Leestijd: 3 minuten
Beveiliging binnen de IT-sector wordt steeds belangrijker. Dit geldt met name voor overheidsinstanties. Enkele jaren werden er grote stappen gezet om de online mogelijkheden voor Nederlanders te verbeteren. Procedures zoals adreswijzigingen, afspraken bij de gemeente of belastingaangiftes konden voortaan online worden uitgevoerd. En DigiD was het belangrijke systeem waarmee de overheid de veiligheid van de bevolking kon waarborgen.
In een groot aantal sectoren worden smartphones actiever ingezet om de veiligheid van systemen te waarborgen. Smartphones hebben unieke mogelijkheden gebracht die enkele jaren nog niet mogelijk waren. In de wereld van banken, de overheid en ook globaal over alle sectoren worden wijzigingen in applicaties aangebracht om aan steeds sterkere veiligheidsrichtlijnen te kunnen voldoen. Want ondanks dat het internet ons een sterke technologische vooruitgang heeft geboden, zijn er ook risico’s aan verbonden. Met verzamelingen van miljoenen persoonsgegevens liggen er altijd mensen op de loer die proberen om die gegevens in handen te krijgen.
Vooruitgang in de wereld van banken
De wereld van bankieren was tot enkele jaren geleden vooral beveiligd door middel van de pinpas. Iedereen had een eigen pas en pincode welke je beiden niet met anderen deelde.
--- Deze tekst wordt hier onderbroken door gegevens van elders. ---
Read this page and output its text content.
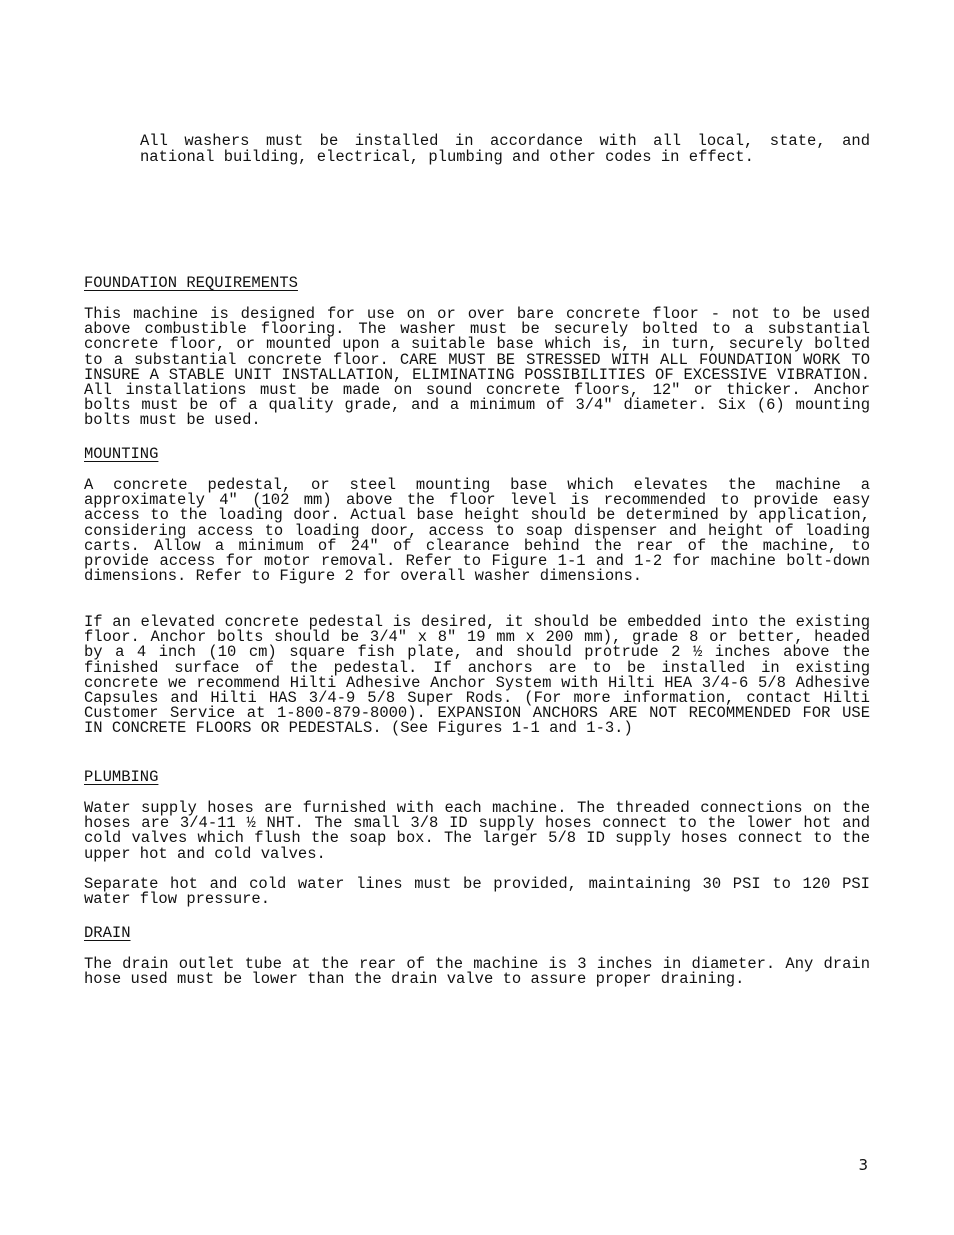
All washers must be installed in accordance with all local, state, and national building, electrical, plumbing and other codes in effect.

FOUNDATION REQUIREMENTS

This machine is designed for use on or over bare concrete floor - not to be used above combustible flooring. The washer must be securely bolted to a substantial concrete floor, or mounted upon a suitable base which is, in turn, securely bolted to a substantial concrete floor. CARE MUST BE STRESSED WITH ALL FOUNDATION WORK TO INSURE A STABLE UNIT INSTALLATION, ELIMINATING POSSIBILITIES OF EXCESSIVE VIBRATION. All installations must be made on sound concrete floors, 12" or thicker. Anchor bolts must be of a quality grade, and a minimum of 3/4" diameter. Six (6) mounting bolts must be used.

MOUNTING

A concrete pedestal, or steel mounting base which elevates the machine a approximately 4" (102 mm) above the floor level is recommended to provide easy access to the loading door. Actual base height should be determined by application, considering access to loading door, access to soap dispenser and height of loading carts. Allow a minimum of 24" of clearance behind the rear of the machine, to provide access for motor removal. Refer to Figure 1-1 and 1-2 for machine bolt-down dimensions. Refer to Figure 2 for overall washer dimensions.

If an elevated concrete pedestal is desired, it should be embedded into the existing floor. Anchor bolts should be 3/4" x 8" 19 mm x 200 mm), grade 8 or better, headed by a 4 inch (10 cm) square fish plate, and should protrude 2 ½ inches above the finished surface of the pedestal. If anchors are to be installed in existing concrete we recommend Hilti Adhesive Anchor System with Hilti HEA 3/4-6 5/8 Adhesive Capsules and Hilti HAS 3/4-9 5/8 Super Rods. (For more information, contact Hilti Customer Service at 1-800-879-8000). EXPANSION ANCHORS ARE NOT RECOMMENDED FOR USE IN CONCRETE FLOORS OR PEDESTALS. (See Figures 1-1 and 1-3.)

PLUMBING

Water supply hoses are furnished with each machine. The threaded connections on the hoses are 3/4-11 ½ NHT. The small 3/8 ID supply hoses connect to the lower hot and cold valves which flush the soap box. The larger 5/8 ID supply hoses connect to the upper hot and cold valves.

Separate hot and cold water lines must be provided, maintaining 30 PSI to 120 PSI water flow pressure.

DRAIN

The drain outlet tube at the rear of the machine is 3 inches in diameter. Any drain hose used must be lower than the drain valve to assure proper draining.

3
Het internet bracht online bankieren met zich mee en gaf iedere gebruiker een eigen gebruikersnaam en wachtwoord. Daarbij werden TAN-codes of readers gebruikt om de transacties door de gebruiker te laten verifiëren. Dit waren voor de banken grote doorbraken op het gebied van techniek, maar deze beveiligingssystemen waren duur en kostten veel onderhoud.
De smartphone bracht verandering in de beveiliging binnen de transacties. In plaats van een TAN-code of reader werd er voortaan betaald met een simpele vingerafdruk. Gebruikers van de iPhone legde bij transacties in hun online bankieren-applicatie hun vinger op de ‘Home’-knop en konden vervolgens de betaling verifiëren. En al snel werd er, zodra Apple gebruik ging maken van gezichtsherkenning, gekozen voor de overstap om voortaan met het gezicht te verifiëren.
Vooruitgang bij de overheid
Bij de lancering van DigiD was beveiliging al direct één van de belangrijkste factoren. Tenslotte ging het hier om het kunnen garanderen dat de persoonsgegevens van ruim 17 miljoen mensen veilig konden worden ingezet. Iedere Nederlander kon online een DigiD-account aanmaken en een wachtwoord opgeven. Daarbij werden telefoons ingezet om de accounts verder te beveiligen. Je logde in met een gebruikersnaam en wachtwoord, waarna de dienst een SMS stuurde waarin de inlogcode stond aangegeven.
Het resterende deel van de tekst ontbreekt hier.